I've reached the point of maximum confusion

At this point we’ve got everything set up to track page visits and purchase events using the dataLayer. We’re using Stape with a custom subdomain and a same-origin URL that proxies the requests (www.example.com/metrics/). Everything basically seems to be set up and working in our tests.

Now this is where it gets fun.

We’re looking at two possible approaches for tracking the purchase events/conversions:

  1. We can continue to just push them into the dataLayer in the user’s browser. This approach is easy and we’ve already got it set up. But we’re concerned that a malicious user could manipulate their browser to send fake conversion events (although why somebody would do that, I have no idea). And we’re moreso concerned that the conversion tracking might not be as good as approach #2 below, due to requiring consent mode and machine learning to estimate conversions for Google Ads.

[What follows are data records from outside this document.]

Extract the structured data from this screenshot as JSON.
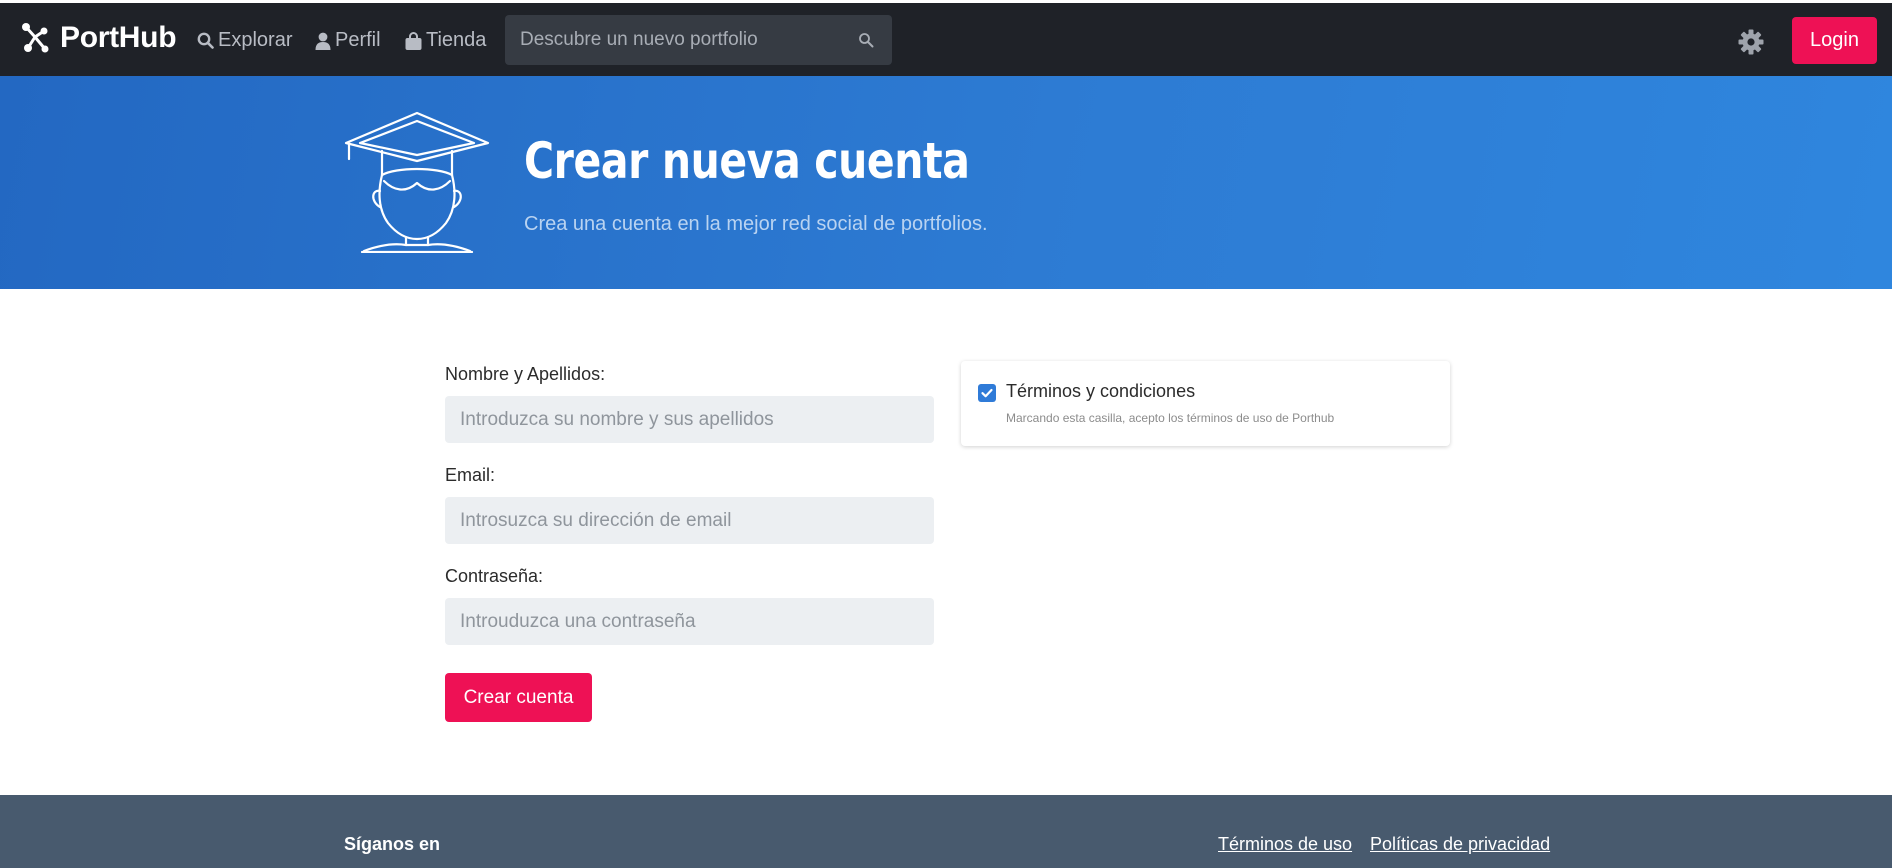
{
  "navbar": {
    "brand": "PortHub",
    "items": [
      {
        "label": "Explorar",
        "icon": "search-icon"
      },
      {
        "label": "Perfil",
        "icon": "user-icon"
      },
      {
        "label": "Tienda",
        "icon": "shopping-bag-icon"
      }
    ],
    "search": {
      "placeholder": "Descubre un nuevo portfolio",
      "value": ""
    },
    "settings_icon": "gear-icon",
    "login_label": "Login"
  },
  "hero": {
    "icon": "graduate-icon",
    "title": "Crear nueva cuenta",
    "subtitle": "Crea una cuenta en la mejor red social de portfolios."
  },
  "form": {
    "fields": [
      {
        "label": "Nombre y Apellidos:",
        "placeholder": "Introduzca su nombre y sus apellidos",
        "value": ""
      },
      {
        "label": "Email:",
        "placeholder": "Introsuzca su dirección de email",
        "value": ""
      },
      {
        "label": "Contraseña:",
        "placeholder": "Introuduzca una contraseña",
        "value": ""
      }
    ],
    "submit_label": "Crear cuenta"
  },
  "terms": {
    "checked": true,
    "title": "Términos y condiciones",
    "description": "Marcando esta casilla, acepto los términos de uso de Porthub"
  },
  "footer": {
    "follow_label": "Síganos en",
    "links": [
      {
        "label": "Términos de uso"
      },
      {
        "label": "Políticas de privacidad"
      }
    ]
  },
  "colors": {
    "navbar_bg": "#1f2228",
    "accent": "#ee1155",
    "hero_blue": "#2d7bd3",
    "footer_bg": "#485a6e"
  }
}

  2. We can use our own server to send the events to a webhook. With this approach we can validate the data for security purposes before submitting it as a purchase / Google Ads conversion. Maybe it could also be more accurate at tracking conversions. But this seems to utilize offline conversion tracking to work with Google Ads, which either requires a lot more setup, or requires us to use Google Sheets (and manually update conversion data?)…

Very, very confused right now about how we should be moving forward. We just want the best conversion tracking we can get while moving the analytics out of the browser and into server-side GTM.

If anybody can provide real insights into this, it would be greatly appreciated. TIA.

I’ve never heard of anyone facing the problem of massive fake events due to user c data layer manipulation, I don’t think it’s a real case scenario.

Pure s2s tracking (webhook based) is a good approach, but:

a) This is not suitable for all platforms. In particular it is not suitable for GA4 and especially Google ADS.

GA4 as a whole is not designed to work purely s2s and like Google ADS still relies heavily on third party cookies, especially for view-through conversions and audience collection.

So in fact, if you actively use it by imlpmenting s2s tracking - you will get worse results than correctly configured tracking with signals from the client side.

For some platforms it is more suitable, for example Meta, TikTok, Snapchat although they still rely on third party cookies - but it is not as critical as for GA4 and Google ADS (this is my personal opinion). I’ve seen often settings made purely by s2s here and there were no special problems with it, the results were better than client tracking.

At the same time all these platforms offer as best practice the hybrid method and this is not just a matter of opinion. So unless you have other reasons, it is better to use tracking as the platforms recommend.

b) Correctly implementing this approach is a lot of time and de-bugging. This is primarily due to the fact that you need to set and transmit additional data besides just event data:

  • necessary cookies for each platform (don’t forget about handlings of how long they are kept, their format, etc.)
  • technical data like user ip, user agent, page location, page refferrer, etc. There can be dozens of them. This is something that is collected by tags automatically and you don’t think about it.

So implementing this is if you have the resources to do it and really some reason why you can’t track it through the client side. Usually s2s only do events that can’t be tracked on the client side (like monthly subscription payments or really offline conversions, etc).